According to court documents, Furino reported Highfill’s alleged abuse to therapists starting in 2001. In 2004, he made a formal complaint of Military Sexual Abuse to the VA and was approved for full disability benefits.

But yet again, Aymond said the archdiocese wasn't notified about Furino’s allegation against a priest under its jurisdiction.

“It didn't get here,” he said of Furino’s complaint. “I don't know, but I'm guessing that the Archdiocese of the Military Services must have done that. We have no indication of that being told to us. And if that's true, that's wrong. They should have notified us.”

And yet, when Aymond wrote a letter to the Archdiocese of the Military Services in October 2018 after Mike Brandner made his complaint, Archbishop Timothy Broglio said no complaints had been made against Highfill.

"There is nothing in his personnel file that would cast suspicion on his ministry while a military chaplain," Broglio wrote.

The New Orleans Archdiocese filed for bankruptcy in May 2020, which automatically halted Furino's lawsuit and dozens of others, converting them into bankruptcy claims. It also prevented church officials from having to testify under oath about the way the claims against Highfill were handled.

“How do they get away with that?” Furino said. “Why can't they just play fairly?
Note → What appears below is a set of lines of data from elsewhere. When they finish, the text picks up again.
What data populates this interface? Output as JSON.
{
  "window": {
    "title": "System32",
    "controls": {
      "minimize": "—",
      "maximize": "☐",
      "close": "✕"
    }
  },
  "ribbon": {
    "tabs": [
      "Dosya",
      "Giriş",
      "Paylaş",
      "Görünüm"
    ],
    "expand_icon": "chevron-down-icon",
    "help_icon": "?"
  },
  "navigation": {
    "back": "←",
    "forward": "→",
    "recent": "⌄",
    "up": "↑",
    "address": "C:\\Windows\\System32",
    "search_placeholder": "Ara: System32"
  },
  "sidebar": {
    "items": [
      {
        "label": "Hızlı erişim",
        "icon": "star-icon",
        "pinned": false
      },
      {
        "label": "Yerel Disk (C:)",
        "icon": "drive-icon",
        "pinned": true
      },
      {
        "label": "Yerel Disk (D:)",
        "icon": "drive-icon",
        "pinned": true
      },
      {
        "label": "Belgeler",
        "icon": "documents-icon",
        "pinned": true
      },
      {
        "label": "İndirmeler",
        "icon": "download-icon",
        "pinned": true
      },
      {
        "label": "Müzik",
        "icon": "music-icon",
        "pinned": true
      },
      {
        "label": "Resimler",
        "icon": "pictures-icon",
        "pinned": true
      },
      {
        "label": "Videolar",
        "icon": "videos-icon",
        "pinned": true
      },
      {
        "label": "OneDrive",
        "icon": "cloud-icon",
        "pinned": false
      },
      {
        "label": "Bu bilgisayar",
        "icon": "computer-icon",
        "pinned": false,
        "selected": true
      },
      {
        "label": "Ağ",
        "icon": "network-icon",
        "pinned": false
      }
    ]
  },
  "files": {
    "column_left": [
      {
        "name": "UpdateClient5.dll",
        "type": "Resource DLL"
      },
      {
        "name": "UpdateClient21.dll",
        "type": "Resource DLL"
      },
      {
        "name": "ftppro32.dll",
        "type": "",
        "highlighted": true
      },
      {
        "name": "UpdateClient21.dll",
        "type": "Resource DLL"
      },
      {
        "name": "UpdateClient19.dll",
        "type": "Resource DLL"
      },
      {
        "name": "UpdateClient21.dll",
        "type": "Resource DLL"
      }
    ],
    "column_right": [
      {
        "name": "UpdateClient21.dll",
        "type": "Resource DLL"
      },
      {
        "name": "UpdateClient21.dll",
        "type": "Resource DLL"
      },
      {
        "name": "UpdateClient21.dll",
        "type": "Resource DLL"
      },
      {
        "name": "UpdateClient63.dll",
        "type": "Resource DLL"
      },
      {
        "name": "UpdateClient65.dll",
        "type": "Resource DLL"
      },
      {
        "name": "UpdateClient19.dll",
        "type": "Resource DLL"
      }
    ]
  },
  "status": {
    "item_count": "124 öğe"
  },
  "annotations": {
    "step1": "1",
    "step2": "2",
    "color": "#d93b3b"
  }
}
Why can't they produce the documents that they're supposed to produce?”

WWL-TV called Highfill in Las Vegas last year and he referred all questions to his attorney, Michael Zerlin, who has not returned calls.

Highfill has denied Furino's allegations in court records but admitted in those documents to having had an affair with a married woman from 1980 to 1984, a period that included his time at England Air Force Base.

Furino now lives in Scranton, Pennsylvania. For a while, the diocese there stepped up to pay for his therapy, but eventually told him the New Orleans Archdiocese is responsible.

Furino says the archdiocese has offered him nothing.

Editor's note: This story was changed Jan. 31 to clarify that church officials did not provide WWL-TV and The Times-Picayune | The Advocate with copies of notes from the phone call made by the woman who called to complain about Highfill in 2002.